Isolation of protein and western blot analysis of skeletal muscle from Mterf3 KO mice were performed as previously described ( 41 ).
SOD activity was measured as described previously ( 60 ). Briefly, muscles were homogenized, centrifuged and SOD activities in the supernatant were measured with a kit based on the inhibition of the reduction of tetrazolium salt induced by superoxide production (Cayman Chemicals, USA, lot no. 706002). SOD2 was determined by inhibition of the copper–zinc-dependent SOD (SOD1) with 1 m m sodium cyanide. One unit of SOD activity (U) was defined as the amount of enzyme required to inhibit 50% of tetrazolium salt reduction induced by superoxide production. SOD activities are expressed relative to the protein concentration, which was determined using the Bradford assay (Bio-Rad).

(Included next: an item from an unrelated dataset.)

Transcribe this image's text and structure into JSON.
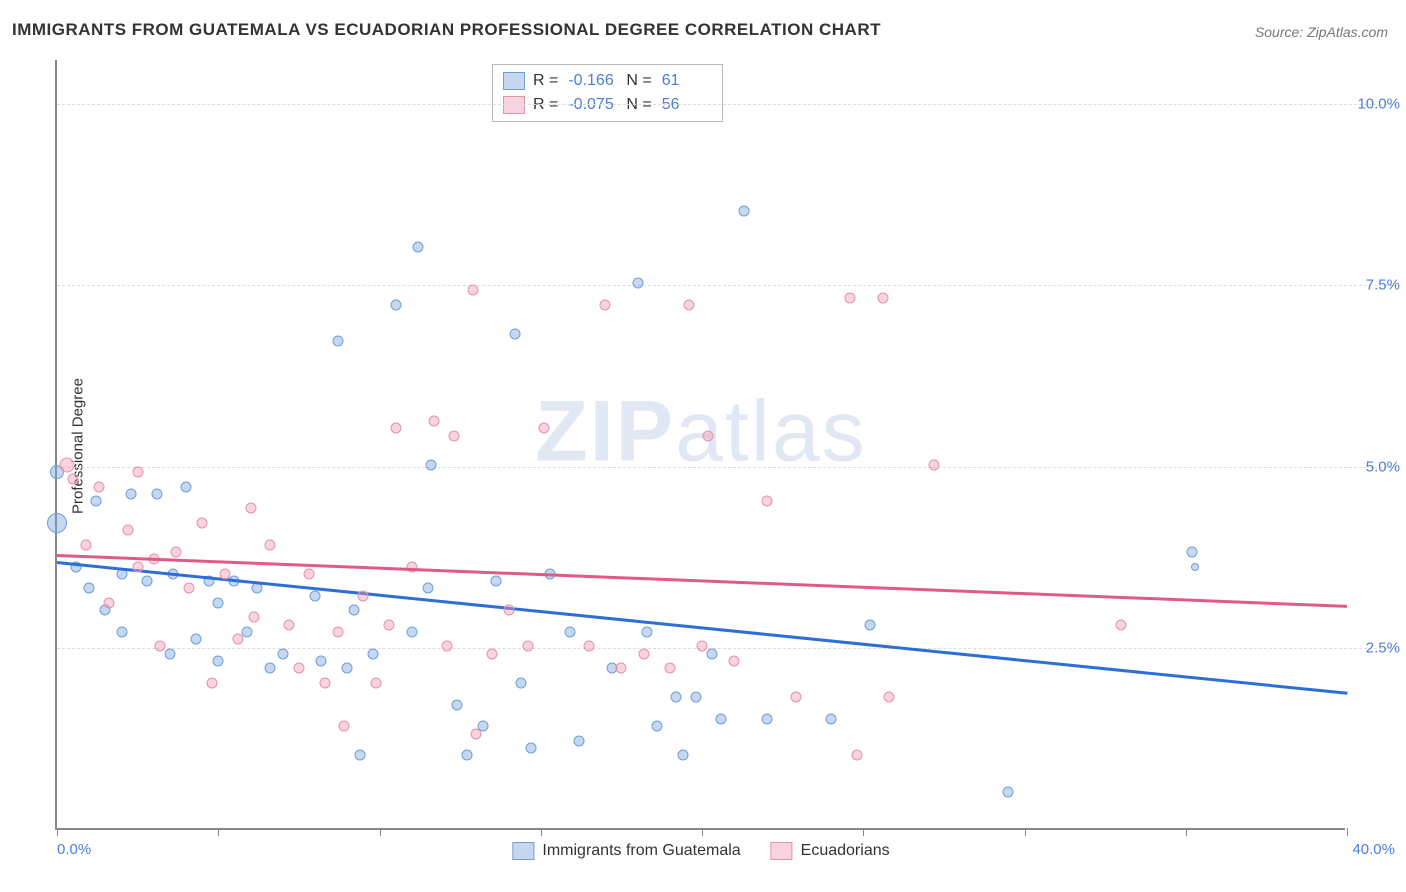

Values are given as means±SEM. Statistically significant differences ( P < 0.05) were determined using unpaired or paired t -test.
This work was supported by the Muscle Dystrophy Association, the United Mitochondrial Disease Foundation, the Swedish Research Council, the Swedish Foundation for Strategic Research (Functional Genomics and INGVAR) and Funds of the Karolinska Institutet.
Conflict of Interest statement . None declared.